It is worth noting that ANI-1xnr and AIMNet2-NSE were trained on independent DFT datasets at different levels of theory, which likely contributes to their comparatively reduced accuracy in reproducing DFT reference results in the above tests. Overall, UMA and MACE-POL deliver consistently high accuracy across TS-related tasks, while AIMNet2-NSE offers a favorable balance between accuracy and computational efficiency. Importantly, these benchmarks validate the reliability and robustness of MAPLE's core functionalities.
![]() | ||
| Fig. 2 MLFF modeling of Kemp eliminase catalysis. (a) Reaction scheme of the Kemp elimination reaction catalyzed by Kemp eliminase. (b) Comparison of MLFF-derived activation energies and EVB activation free energies36 with experimentally measured values (ΔGexp) for KE07 and selected directed-evolution mutants. All values in kcal mol−1. (c) Representative TS structure obtained from MLFF simulations for KE07. The hydrogen-transfer coordinate is defined as the difference between the breaking C–H bond and the forming H–OGlu bond. All values in Å. (d) Comparison of selected TS geometric parameters between QM/MM35 and MLFF calculations. | ||
Specifically, KE07 and three of its directed-evolution mutants were investigated using MAPLE. In these simulations, residues within 8 Å of the reaction center were treated as flexible, while the remaining residues were kept fixed. The reported MLFF activation energies are derived from the PES. For these systems, empirical valence bond (EVB) activation free energies and experimentally characterized ΔG‡ values34,36 have been reported previously. Comparison of the MLFF-predicted activation energies (ΔG‡, approximated from PES barriers ΔE‡) with the experimental values (Fig. 2b) reveals that both MLFF and EVB exhibit only one outlier (R7 2/5B for MLFF and R6 3/7F for EVB). In most cases, however, the predictions agree well with experiment, with deviations within a few kcal mol−1 despite the fundamentally different levels of theory. To further assess the quality of the MLFF description, we analyzed the TS structure of KE07 obtained from our simulations (Fig. 2c). A key descriptor of the reaction coordinate is the hydrogen-transfer metric,35 defined as the difference between the breaking C–H bond length and the forming H–OGlu bond length (Fig. 2c). This metric shows excellent agreement with QM/MM references at the B3LYP/6-31G*//OPLS-AA level,40–42 with deviations of only 0.01 Å (Fig. 2d). Other geometric parameters, such as N–O and HLys–N distances, exhibit slightly larger deviations but remain well within physically reasonable ranges.

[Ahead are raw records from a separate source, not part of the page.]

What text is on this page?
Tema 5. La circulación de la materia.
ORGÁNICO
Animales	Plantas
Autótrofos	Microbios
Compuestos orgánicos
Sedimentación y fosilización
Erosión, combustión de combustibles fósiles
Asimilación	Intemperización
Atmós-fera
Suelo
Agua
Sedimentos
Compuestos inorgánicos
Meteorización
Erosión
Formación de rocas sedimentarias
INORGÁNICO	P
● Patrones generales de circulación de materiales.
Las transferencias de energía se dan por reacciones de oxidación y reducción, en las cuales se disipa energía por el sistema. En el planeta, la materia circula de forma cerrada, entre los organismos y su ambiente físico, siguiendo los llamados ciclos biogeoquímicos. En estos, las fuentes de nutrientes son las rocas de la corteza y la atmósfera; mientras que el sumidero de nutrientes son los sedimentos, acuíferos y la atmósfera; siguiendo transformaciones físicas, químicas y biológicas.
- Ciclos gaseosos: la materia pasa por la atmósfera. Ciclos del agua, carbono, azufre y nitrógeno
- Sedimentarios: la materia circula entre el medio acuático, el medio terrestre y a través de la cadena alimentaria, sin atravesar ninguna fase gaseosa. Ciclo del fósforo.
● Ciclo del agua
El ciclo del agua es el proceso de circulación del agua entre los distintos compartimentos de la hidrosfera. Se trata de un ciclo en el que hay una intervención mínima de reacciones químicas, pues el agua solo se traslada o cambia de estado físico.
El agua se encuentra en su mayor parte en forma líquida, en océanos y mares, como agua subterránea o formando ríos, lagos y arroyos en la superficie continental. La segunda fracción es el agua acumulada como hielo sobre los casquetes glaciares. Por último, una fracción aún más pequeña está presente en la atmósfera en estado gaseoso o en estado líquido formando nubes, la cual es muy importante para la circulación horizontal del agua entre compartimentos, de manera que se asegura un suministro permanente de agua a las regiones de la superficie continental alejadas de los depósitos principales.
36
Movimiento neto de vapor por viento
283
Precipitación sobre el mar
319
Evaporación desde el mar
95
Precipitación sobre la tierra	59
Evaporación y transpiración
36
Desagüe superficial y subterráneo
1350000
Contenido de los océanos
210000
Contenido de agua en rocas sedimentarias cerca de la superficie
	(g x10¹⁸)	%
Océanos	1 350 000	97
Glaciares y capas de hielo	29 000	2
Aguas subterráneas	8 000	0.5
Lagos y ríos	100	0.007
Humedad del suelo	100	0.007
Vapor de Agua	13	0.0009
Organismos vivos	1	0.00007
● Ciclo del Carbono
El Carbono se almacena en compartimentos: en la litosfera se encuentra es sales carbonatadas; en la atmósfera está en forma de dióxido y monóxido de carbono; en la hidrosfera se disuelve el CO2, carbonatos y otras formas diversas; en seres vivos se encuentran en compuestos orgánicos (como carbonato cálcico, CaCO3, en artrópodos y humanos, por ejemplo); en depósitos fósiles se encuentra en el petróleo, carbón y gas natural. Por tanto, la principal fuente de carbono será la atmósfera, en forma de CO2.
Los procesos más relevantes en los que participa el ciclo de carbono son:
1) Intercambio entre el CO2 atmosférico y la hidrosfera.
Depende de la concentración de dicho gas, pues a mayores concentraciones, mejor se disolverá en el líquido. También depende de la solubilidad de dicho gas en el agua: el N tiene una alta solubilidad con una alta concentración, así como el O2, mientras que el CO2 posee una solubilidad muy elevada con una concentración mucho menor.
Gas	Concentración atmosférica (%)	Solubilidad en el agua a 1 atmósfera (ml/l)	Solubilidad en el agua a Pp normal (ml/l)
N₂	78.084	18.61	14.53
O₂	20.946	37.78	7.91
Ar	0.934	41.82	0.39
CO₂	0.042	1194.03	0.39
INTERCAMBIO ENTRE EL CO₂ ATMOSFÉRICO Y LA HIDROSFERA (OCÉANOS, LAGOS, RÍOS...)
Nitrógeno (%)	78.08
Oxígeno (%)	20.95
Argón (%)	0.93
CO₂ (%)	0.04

Overall, this example demonstrates the successful application of MLFFs to enzymatic reactions, yielding reasonable activation energies and physically meaningful TS geometries. Notably, unlike theozyme models that approximate second-shell residues using implicit solvent, or QM/MM approaches that treat indirectly involved residues at the MM level, MLFFs enable explicit modeling of the entire enzyme system at near-QM accuracy. This unified treatment provides a physically consistent and holistic description of enzymatic catalysis.
![]() | ||
| Fig. 3 Stereoselectivity in MaDA-catalyzed intramolecular Diels–Alder reactions. (a) Reaction scheme illustrating competing endo and exo transition states and products in Diels–Alder reactions. (b) PESs for the exo pathway in vacuum and ether environments, computed with UMA, highlighting minimum-energy pathways (red lines). (c) Summary of free energies (ΔG‡, kcal mol−1) for endo and exo pathways in MaDA1, MaDA3, and solution-phase reactions, comparing MLFF, ML/MM,48 DFT,43,44 and experimental data.43,44 (d) Comparison of computed and experimental stereoselectivity across wild-type MaDA3 and selected mutants, expressed as ΔΔGendo–exo. (e) Representative active-site model of MaDA showing the substrate bound in proximity to the FAD cofactor and key residues involved in stereocontrol. | ||
Next, we investigated enzymatic catalysis in the MaDA family by studying MaDA1 and MaDA3, which preferentially yield endo and exo products, respectively. Full enzyme models containing over 8000 atoms were constructed. As in the Kemp eliminase case, only the residues within 8 Å of the reaction center were allowed to relax. However, all atoms, including constrained ones, were included in the MLFF energy and force evaluation. Estimated activation energies are comparable to conventional theozyme-based DFT models,43,44 with residual errors of approximately 3 kcal mol−1. While DFT and ML/MM48 calculations typically require days to weeks, MLFF-based calculations achieve a favorable balance between accuracy and efficiency, with most simulations completed within a day, underscoring their potential for rapid characterization of enzymatic catalysis.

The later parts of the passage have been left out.